Making some progress on the dining table for Kelly S. I have planed all the boards I think I will need for the table top (a bit more than 1 inch thick) and have begun to cut 4 ft sections that will be joined lengthwise with dowels to form the two halves of the table top. From the picture you can see there is some cool graining, knots, bug trails, and the some spots that have the scars of rough sawing. All of these will be very cool when finished. These are only a few of the 4ft sections I will need. Each of these has to have the edges cleaned up–I do this with my table saw since I do not have a jointer. Cleaning up the edges can be a pain in the $%** because pitch builds up on the blade and causes it to stick and sometimes stalls the saw. I have to clean the blade occasionally. But, little my little the pieces will come together and become a useful, beautiful thing—all from something that had a previous life holding up a barn roof.
Ever seen pictures of the aborigines where they are covered in white clay from head to toe? I looked at myself in the mirror after my latest pottery class and that is what I saw. White clay in my hair, on my face, halfway up my arms, and all over my clothes. A particulary messy passtime–but oh, so satisfying.
I am on my third round of pottery classes at Cahaba Clayworks. It had been a while due to a hectic fall and early winter. I thought I would forget alot of what I had learned, but it is like riding a bike (even if I am still on training wheels). Much came back and Larry (the teacher) was there to explain a couple new things. I am not sure where I am going with this round of classes but I hope to make better pieces than the last time and figure out how to see what the clay wants to become and shape it accordingly.
If you have the opportunity, get out there and get muddy.
I have been commissioned to build another dining table like the one I built for the Coastal Living Idea House in River Dunes, NC. I am very excited about it and asked Kelly S. (the owner of the finished table) if I could blog about it. So, it begins.

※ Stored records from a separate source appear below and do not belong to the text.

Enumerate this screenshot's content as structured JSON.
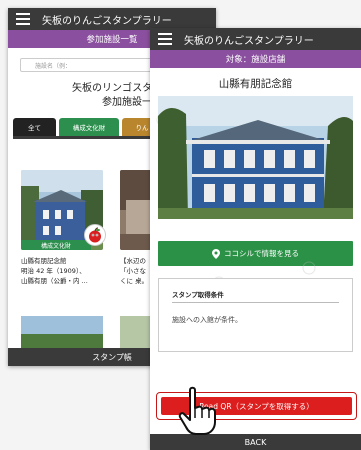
{
  "back_screen": {
    "app_title": "矢板のりんごスタンプラリー",
    "subtitle": "参加施設一覧",
    "search_placeholder": "施設名（例：",
    "heading_line1": "矢板のリンゴスタンプ",
    "heading_line2": "参加施設一覧",
    "tabs": [
      {
        "label": "全て",
        "color": "#222222"
      },
      {
        "label": "構成文化財",
        "color": "#2d8f4e"
      },
      {
        "label": "りん",
        "color": "#b9862e"
      }
    ],
    "cards": [
      {
        "category": "構成文化財",
        "line1": "山縣有朋記念館",
        "line2": "明治 42 年（1909）、",
        "line3": "山縣有朋（公爵・内 ..."
      },
      {
        "line1": "【水辺の",
        "line2": "「小さな",
        "line3": "くに 桌。"
      }
    ],
    "bottom_label": "スタンプ帳"
  },
  "front_screen": {
    "app_title": "矢板のりんごスタンプラリー",
    "subtitle": "対象：施設店舗",
    "title": "山縣有朋記念館",
    "info_button": "ココシルで情報を見る",
    "condition_title": "スタンプ取得条件",
    "condition_body": "施設への入館が条件。",
    "read_button": "Read QR（スタンプを取得する）",
    "back_label": "BACK"
  },
  "colors": {
    "appbar": "#3a3a3a",
    "purple": "#8a4f9e",
    "green": "#2a9146",
    "red": "#dc1e1e"
  }
}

Yesterday, in frigid weather uncharacteristic of the South, I drove to Cullman, AL to pick up salvaged oak timbers from Southern Accents Architectural Antiques (see my previous post). These are the same timbers I used for the CLv table. The timbers came from roof supports on an old barn. The guys at SAAA pulled the nails and sawed the timbers in half (roughly) lengthwise. The wood has some really neat features besides old nail holes. There are bug trails and knots and some have really great oak figuring. My next step is to plane it to the proper thickness for the table top. As rough as this is now, it is neat to see what it will become and how beautiful the finished wood is.